O show da cantora Ivete Sangalo marcou a abertura do Folianópolis 2007 e trouxe o clima do estado nordestino para o frio do inverno catarinense.

 

O frio da madrugada da última sexta-feira, dia 20, só foi sentido pela multidão que estava na danceteria New Time, em Santo Amaro da Imperatriz, quando a baiana Ivete Sangalo deixou o palco, depois de cerca de duas horas aquecendo corpos e corações das 15 mil pessoas presentes, segundo a assessoria do evento.
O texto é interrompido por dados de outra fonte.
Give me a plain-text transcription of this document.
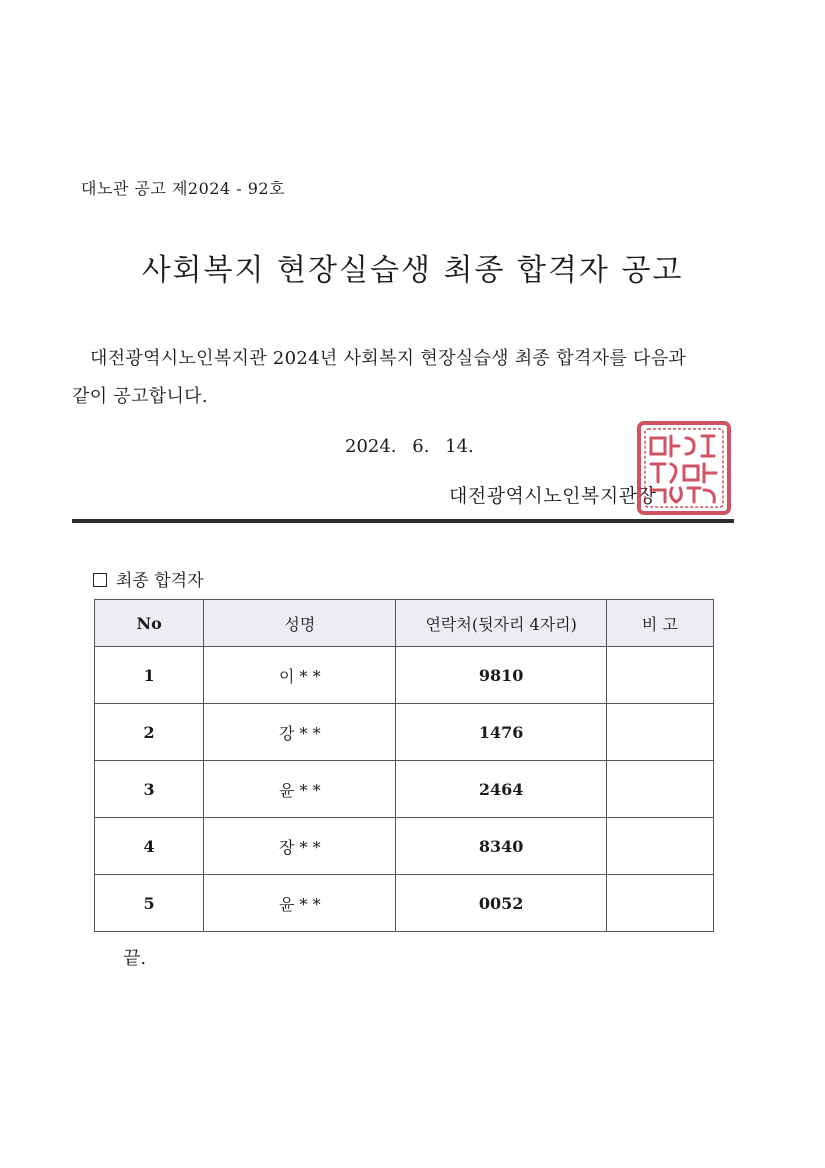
대노관 공고 제2024 - 92호
사회복지 현장실습생 최종 합격자 공고
대전광역시노인복지관 2024년 사회복지 현장실습생 최종 합격자를 다음과
같이 공고합니다.
2024. 6. 14.
대전광역시노인복지관장
최종 합격자
No	성명	연락처(뒷자리 4자리)	비 고
1	이 * *	9810	
2	강 * *	1476	
3	윤 * *	2464	
4	장 * *	8340	
5	윤 * *	0052	
끝.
A cantora trouxe pela primeira vez à Grande Florianópolis o show do DVD gravado no estádio do Maracanã, no Rio de Janeiro.
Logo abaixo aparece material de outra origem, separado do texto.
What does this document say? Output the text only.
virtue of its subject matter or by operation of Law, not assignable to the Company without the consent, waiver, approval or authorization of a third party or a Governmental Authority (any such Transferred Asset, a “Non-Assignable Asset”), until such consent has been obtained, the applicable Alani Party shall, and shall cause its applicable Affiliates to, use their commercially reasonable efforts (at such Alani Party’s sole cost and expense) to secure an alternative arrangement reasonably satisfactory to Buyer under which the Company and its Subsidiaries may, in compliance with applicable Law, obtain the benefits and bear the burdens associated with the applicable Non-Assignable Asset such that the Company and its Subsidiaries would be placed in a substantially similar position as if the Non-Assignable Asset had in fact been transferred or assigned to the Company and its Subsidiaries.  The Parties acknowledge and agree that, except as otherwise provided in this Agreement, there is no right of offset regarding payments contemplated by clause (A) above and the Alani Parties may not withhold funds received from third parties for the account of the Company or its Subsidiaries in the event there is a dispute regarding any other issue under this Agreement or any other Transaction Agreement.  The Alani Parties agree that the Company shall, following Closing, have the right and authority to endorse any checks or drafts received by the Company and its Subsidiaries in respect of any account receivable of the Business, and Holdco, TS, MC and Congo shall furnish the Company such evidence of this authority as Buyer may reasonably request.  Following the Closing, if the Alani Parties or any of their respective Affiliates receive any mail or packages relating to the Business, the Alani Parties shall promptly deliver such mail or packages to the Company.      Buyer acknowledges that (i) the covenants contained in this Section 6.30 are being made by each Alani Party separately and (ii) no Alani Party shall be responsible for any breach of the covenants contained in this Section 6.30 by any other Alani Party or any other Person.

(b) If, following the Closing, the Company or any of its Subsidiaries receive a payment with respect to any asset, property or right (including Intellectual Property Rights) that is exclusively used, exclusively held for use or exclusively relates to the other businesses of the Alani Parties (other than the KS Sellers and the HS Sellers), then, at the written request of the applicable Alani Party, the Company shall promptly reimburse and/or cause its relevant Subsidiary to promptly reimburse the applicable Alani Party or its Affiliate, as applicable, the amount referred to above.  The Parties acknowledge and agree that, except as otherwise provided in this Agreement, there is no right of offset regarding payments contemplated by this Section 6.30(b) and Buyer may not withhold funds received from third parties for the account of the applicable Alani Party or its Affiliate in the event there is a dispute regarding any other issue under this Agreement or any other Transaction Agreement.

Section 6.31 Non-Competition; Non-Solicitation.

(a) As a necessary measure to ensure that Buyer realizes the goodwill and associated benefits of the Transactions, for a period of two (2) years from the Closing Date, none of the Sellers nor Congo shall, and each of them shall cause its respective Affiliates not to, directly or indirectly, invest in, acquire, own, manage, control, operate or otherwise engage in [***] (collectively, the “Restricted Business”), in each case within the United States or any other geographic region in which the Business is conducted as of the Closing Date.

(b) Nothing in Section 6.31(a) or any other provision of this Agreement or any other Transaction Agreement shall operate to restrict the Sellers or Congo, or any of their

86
Saí de casa e, como toda boa mãe, a minha perguntou: vai só com essa jaqueta? Eu estava de jeans e disse que estava indo ver a Ivete Sangalo, ou seja, muito calor e suor na certa, e como toda boa filha não dei bola pro conselho. Chegamos cedo à New Time, por volta das 21h40. Na área vip, para onde ganhamos as cobiçadas pulseirinhas, a festa já rolava com o som da banda Iluminatti, que variava os ritmos tocando desde axé, a grande vedete da noite, até rock nacional e internacional, com direito a Beatles.

Enquanto Ivete não subia ao palco, nos contentamos com as atrações do open bar. Fiquei na cerveja, como de hábito. Mas se a intenção de alguma das mulheres do camarote era encher o caneco com a loirinha gelada, os planos tiveram que ser mudados: além da fila para pegar bebida em um dos dois únicos bares, a espera para ir ao banheiro (ritual absolutamente necessário para os adeptos do derivado do lúpulo) era grande e... agoniante, pelo menos no lado feminino.
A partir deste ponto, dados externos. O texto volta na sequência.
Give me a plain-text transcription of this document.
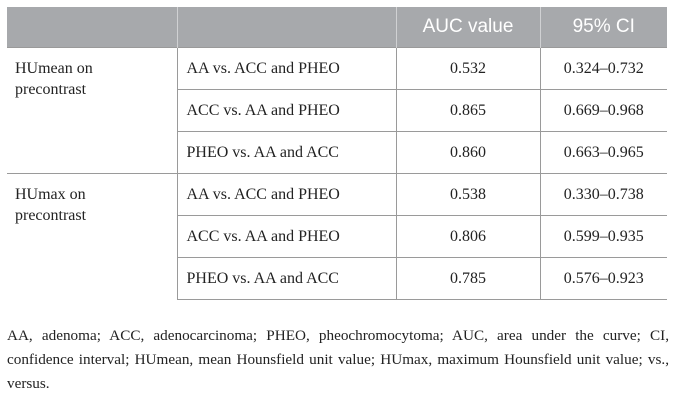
		AUC value	95% CI
HUmean on
precontrast	AA vs. ACC and PHEO	0.532	0.324–0.732
	ACC vs. AA and PHEO	0.865	0.669–0.968
	PHEO vs. AA and ACC	0.860	0.663–0.965
HUmax on
precontrast	AA vs. ACC and PHEO	0.538	0.330–0.738
	ACC vs. AA and PHEO	0.806	0.599–0.935
	PHEO vs. AA and ACC	0.785	0.576–0.923
AA, adenoma; ACC, adenocarcinoma; PHEO, pheochromocytoma; AUC, area under the curve; CI, confidence interval; HUmean, mean Hounsfield unit value; HUmax, maximum Hounsfield unit value; vs., versus.
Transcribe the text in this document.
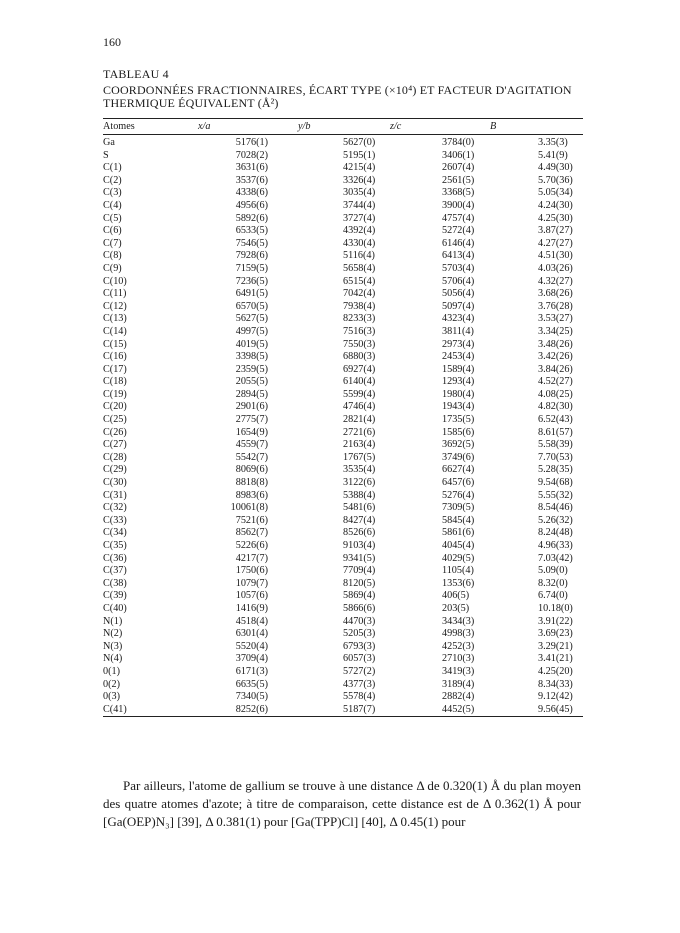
160
TABLEAU 4
COORDONNÉES FRACTIONNAIRES, ÉCART TYPE (×10⁴) ET FACTEUR D'AGITATION THERMIQUE ÉQUIVALENT (Å²)
Atomes	x/a	y/b	z/c	B
Ga	5176(1)	5627(0)	3784(0)	3.35(3)
S	7028(2)	5195(1)	3406(1)	5.41(9)
C(1)	3631(6)	4215(4)	2607(4)	4.49(30)
C(2)	3537(6)	3326(4)	2561(5)	5.70(36)
C(3)	4338(6)	3035(4)	3368(5)	5.05(34)
C(4)	4956(6)	3744(4)	3900(4)	4.24(30)
C(5)	5892(6)	3727(4)	4757(4)	4.25(30)
C(6)	6533(5)	4392(4)	5272(4)	3.87(27)
C(7)	7546(5)	4330(4)	6146(4)	4.27(27)
C(8)	7928(6)	5116(4)	6413(4)	4.51(30)
C(9)	7159(5)	5658(4)	5703(4)	4.03(26)
C(10)	7236(5)	6515(4)	5706(4)	4.32(27)
C(11)	6491(5)	7042(4)	5056(4)	3.68(26)
C(12)	6570(5)	7938(4)	5097(4)	3.76(28)
C(13)	5627(5)	8233(3)	4323(4)	3.53(27)
C(14)	4997(5)	7516(3)	3811(4)	3.34(25)
C(15)	4019(5)	7550(3)	2973(4)	3.48(26)
C(16)	3398(5)	6880(3)	2453(4)	3.42(26)
C(17)	2359(5)	6927(4)	1589(4)	3.84(26)
C(18)	2055(5)	6140(4)	1293(4)	4.52(27)
C(19)	2894(5)	5599(4)	1980(4)	4.08(25)
C(20)	2901(6)	4746(4)	1943(4)	4.82(30)
C(25)	2775(7)	2821(4)	1735(5)	6.52(43)
C(26)	1654(9)	2721(6)	1585(6)	8.61(57)
C(27)	4559(7)	2163(4)	3692(5)	5.58(39)
C(28)	5542(7)	1767(5)	3749(6)	7.70(53)
C(29)	8069(6)	3535(4)	6627(4)	5.28(35)
C(30)	8818(8)	3122(6)	6457(6)	9.54(68)
C(31)	8983(6)	5388(4)	5276(4)	5.55(32)
C(32)	10061(8)	5481(6)	7309(5)	8.54(46)
C(33)	7521(6)	8427(4)	5845(4)	5.26(32)
C(34)	8562(7)	8526(6)	5861(6)	8.24(48)
C(35)	5226(6)	9103(4)	4045(4)	4.96(33)
C(36)	4217(7)	9341(5)	4029(5)	7.03(42)
C(37)	1750(6)	7709(4)	1105(4)	5.09(0)
C(38)	1079(7)	8120(5)	1353(6)	8.32(0)
C(39)	1057(6)	5869(4)	406(5)	6.74(0)
C(40)	1416(9)	5866(6)	203(5)	10.18(0)
N(1)	4518(4)	4470(3)	3434(3)	3.91(22)
N(2)	6301(4)	5205(3)	4998(3)	3.69(23)
N(3)	5520(4)	6793(3)	4252(3)	3.29(21)
N(4)	3709(4)	6057(3)	2710(3)	3.41(21)
0(1)	6171(3)	5727(2)	3419(3)	4.25(20)
0(2)	6635(5)	4377(3)	3189(4)	8.34(33)
0(3)	7340(5)	5578(4)	2882(4)	9.12(42)
C(41)	8252(6)	5187(7)	4452(5)	9.56(45)

Par ailleurs, l'atome de gallium se trouve à une distance Δ de 0.320(1) Å du plan moyen des quatre atomes d'azote; à titre de comparaison, cette distance est de Δ 0.362(1) Å pour [Ga(OEP)N₃] [39], Δ 0.381(1) pour [Ga(TPP)Cl] [40], Δ 0.45(1) pour
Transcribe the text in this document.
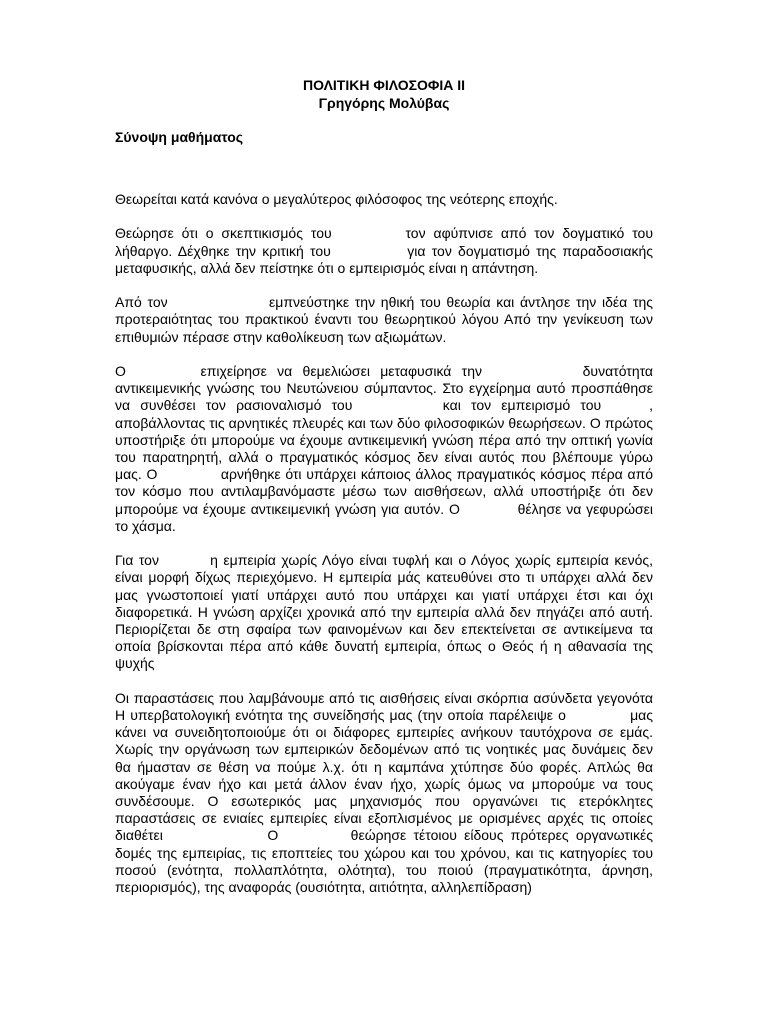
ΠΟΛΙΤΙΚΗ ΦΙΛΟΣΟΦΙΑ ΙΙ
Γρηγόρης Μολύβας
Σύνοψη μαθήματος

Θεωρείται κατά κανόνα ο μεγαλύτερος φιλόσοφος της νεότερης εποχής.

Θεώρησε ότι ο σκεπτικισμός του	τον αφύπνισε από τον δογματικό του λήθαργο. Δέχθηκε την κριτική του	για τον δογματισμό της παραδοσιακής μεταφυσικής, αλλά δεν πείστηκε ότι ο εμπειρισμός είναι η απάντηση.

Από τον	εμπνεύστηκε την ηθική του θεωρία και άντλησε την ιδέα της προτεραιότητας του πρακτικού έναντι του θεωρητικού λόγου Από την γενίκευση των επιθυμιών πέρασε στην καθολίκευση των αξιωμάτων.

Ο	επιχείρησε να θεμελιώσει μεταφυσικά την	δυνατότητα αντικειμενικής γνώσης του Νευτώνειου σύμπαντος. Στο εγχείρημα αυτό προσπάθησε να συνθέσει τον ρασιοναλισμό του	και τον εμπειρισμό του	, αποβάλλοντας τις αρνητικές πλευρές και των δύο φιλοσοφικών θεωρήσεων. Ο πρώτος υποστήριξε ότι μπορούμε να έχουμε αντικειμενική γνώση πέρα από την οπτική γωνία του παρατηρητή, αλλά ο πραγματικός κόσμος δεν είναι αυτός που βλέπουμε γύρω μας. Ο	αρνήθηκε ότι υπάρχει κάποιος άλλος πραγματικός κόσμος πέρα από τον κόσμο που αντιλαμβανόμαστε μέσω των αισθήσεων, αλλά υποστήριξε ότι δεν μπορούμε να έχουμε αντικειμενική γνώση για αυτόν. Ο	θέλησε να γεφυρώσει το χάσμα.

Για τον	η εμπειρία χωρίς Λόγο είναι τυφλή και ο Λόγος χωρίς εμπειρία κενός, είναι μορφή δίχως περιεχόμενο. Η εμπειρία μάς κατευθύνει στο τι υπάρχει αλλά δεν μας γνωστοποιεί γιατί υπάρχει αυτό που υπάρχει και γιατί υπάρχει έτσι και όχι διαφορετικά. Η γνώση αρχίζει χρονικά από την εμπειρία αλλά δεν πηγάζει από αυτή. Περιορίζεται δε στη σφαίρα των φαινομένων και δεν επεκτείνεται σε αντικείμενα τα οποία βρίσκονται πέρα από κάθε δυνατή εμπειρία, όπως ο Θεός ή η αθανασία της ψυχής

Οι παραστάσεις που λαμβάνουμε από τις αισθήσεις είναι σκόρπια ασύνδετα γεγονότα Η υπερβατολογική ενότητα της συνείδησής μας (την οποία παρέλειψε ο	μας κάνει να συνειδητοποιούμε ότι οι διάφορες εμπειρίες ανήκουν ταυτόχρονα σε εμάς. Χωρίς την οργάνωση των εμπειρικών δεδομένων από τις νοητικές μας δυνάμεις δεν θα ήμασταν σε θέση να πούμε λ.χ. ότι η καμπάνα χτύπησε δύο φορές. Απλώς θα ακούγαμε έναν ήχο και μετά άλλον έναν ήχο, χωρίς όμως να μπορούμε να τους συνδέσουμε. Ο εσωτερικός μας μηχανισμός που οργανώνει τις ετερόκλητες παραστάσεις σε ενιαίες εμπειρίες είναι εξοπλισμένος με ορισμένες αρχές τις οποίες διαθέτει	Ο	θεώρησε τέτοιου είδους πρότερες οργανωτικές δομές της εμπειρίας, τις εποπτείες του χώρου και του χρόνου, και τις κατηγορίες του ποσού (ενότητα, πολλαπλότητα, ολότητα), του ποιού (πραγματικότητα, άρνηση, περιορισμός), της αναφοράς (ουσιότητα, αιτιότητα, αλληλεπίδραση)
Entre espera para pegar bebida, para ir ao banheiro e até para conseguir caminhar, nada foi mais esperado do que o início do show principal, a princípio marcado para meia-noite e meia. Finalmente, por volta de 1h40 a baiana entrou no palco com o vozeirão - e as pernas - característicos.

Junto com o show, começou também o empurra-empurra para chegar perto do palco. Conseguimos ficar no caminho que levava à área vip, uma espécie de corredor entre o palco e a grade que separava a pista. Fui sendo levada pela massa que ia e vinha, algumas vezes pensei que seria prensada entre dois corpos e chegou a me faltar o ar, mas quando consegui um espaço onde era possível ficar em pé sem ser escorada por outros, estava bem no meio do palco. Entre seguranças, fotógrafos e "tietes da Ivete" (aqueles que vão para a pista, mas ficam coladinhos à grade da frente e já deviam estar lá desde que os portões abriram) assisti ao verdadeiro desfile de hits que a baiana apresentava. Tive vontade de dançar. Só vontade, pois os apertos - de espaço e das botas que estava calçando - não me permitiram.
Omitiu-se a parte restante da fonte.